Batwoman was brought back in Batman Family #10 (1979) as "Batgirl's guest heroine" when she comes out of retirement to assist Batgirl in defeating Killer Moth and Cavalier. However, in Detective Comics #485 (August–September 1979), Batwoman is killed by the League of Assassins (assisted by the Bronze Tiger). Editor Dennis O'Neil later stated in an interview, "we already had Batgirl, we didn't need Batwoman." The issue marked the final appearance of the Earth-1 Kathy Kane. An Earth-2 version appeared in Brave and The Bold #182 (January 1982). This Kathy Kane retired from crime-fighting when that world's Batman married Catwoman. She comes out of retirement to help a grown-up Robin and Earth-1 Batman battle Hugo Strange. The Kathy Kane version of Batwoman was restored to modern continuity by writer Grant Morrison in flashback sequences in various issues of his run on the Batman-related titles, most explicitly in Batman Inc. #4 (2011). This issue reveals the origin of the original Batwoman in current DC Universe continuity.

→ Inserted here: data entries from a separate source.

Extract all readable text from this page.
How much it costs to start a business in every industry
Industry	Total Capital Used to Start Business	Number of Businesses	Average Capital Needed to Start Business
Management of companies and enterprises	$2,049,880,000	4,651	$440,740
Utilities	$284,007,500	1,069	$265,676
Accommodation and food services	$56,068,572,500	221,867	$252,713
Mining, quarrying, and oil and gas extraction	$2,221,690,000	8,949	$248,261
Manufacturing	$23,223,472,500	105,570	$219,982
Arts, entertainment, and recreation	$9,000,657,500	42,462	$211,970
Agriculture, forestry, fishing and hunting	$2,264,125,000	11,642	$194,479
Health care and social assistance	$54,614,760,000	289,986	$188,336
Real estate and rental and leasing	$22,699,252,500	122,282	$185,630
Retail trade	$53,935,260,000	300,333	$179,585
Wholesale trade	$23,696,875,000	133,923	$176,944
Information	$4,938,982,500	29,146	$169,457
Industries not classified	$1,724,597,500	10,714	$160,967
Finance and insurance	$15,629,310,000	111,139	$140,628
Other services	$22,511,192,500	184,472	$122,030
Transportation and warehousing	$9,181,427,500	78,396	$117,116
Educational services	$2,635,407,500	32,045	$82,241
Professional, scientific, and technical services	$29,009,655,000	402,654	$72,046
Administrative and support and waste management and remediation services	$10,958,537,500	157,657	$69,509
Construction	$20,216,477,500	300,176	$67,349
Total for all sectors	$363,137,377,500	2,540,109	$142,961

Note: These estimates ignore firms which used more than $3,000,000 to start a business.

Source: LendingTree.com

The limited series Infinite Crisis (2005), written as a sequel to the 1985 maxi-series Crisis on Infinite Earths, altered DC Comics continuity. Subsequently, all comic book titles published by DC Comics skip forward one year and a new maxi-series entitled 52 retroactively chronicles the 52 weeks which directly followed Infinite Crisis. When DC editors called for a redesign of Batwoman, comic book artist Alex Ross drew inspiration from the modified Batgirl costume he designed for Barbara Gordon, seven years prior to Kate Kane's debut in the limited comic book series 52. Ross and comic book author Paul Dini initially planned to revive the former Batgirl Barbara Gordon using an updated version of the character's original costume, with red accents in place of the traditional yellow. However, since Gordon serves as one of a very small number of disabled superheroes of DC Comics as Oracle, DC's editorial staff decided to revitalize the original Batwoman instead.
Batwoman's sexual orientation has gathered mixed reviews, ranging from acceptance to outrage. While a reviewer at Out asserts "Batwoman will be the highest profile gay superhero to ever grace the pages of DC Comics," according to the Associated Press, another online observer asked "[w]ouldn't ugly people as heroes be more groundbreaking?" Although several GLBT organizations such as GLAAD have praised DC Comics for attempting to diversify their characters, some have observed that Batwoman is not the first gay or lesbian character to appear in comic books, nor is she the only lesbian to be associated with the Batman series. In the character's civilian identity as a socialite, Katherine Kane is acquainted with Bruce Wayne and is friends with a doctor named Mallory. She is presented as having porcelain white skin, several tattoos, and a clothing style defined as punk-psychobilly-goth in her civilian persona. The character is also Jewish, and celebrates Hanukkah with Renee Montoya during the events of 52. Her father is an ex-colonel and in Detective Comics #854, it is stated she is the cousin of Bette "Flamebird" Kane. The younger Kate also has a stepmother named Catherine Kane, making Catherine the aunt of Bette. At the 2008 New York Comic Con, it was announced that Batwoman would be among the characters appearing in a new Justice League comic book written by James Robinson. Batwoman briefly took over as the lead character in Detective Comics, starting with #854. It was revealed at the 2009 New York Comic Con that she would be DC Comics' highest profile gay superhero.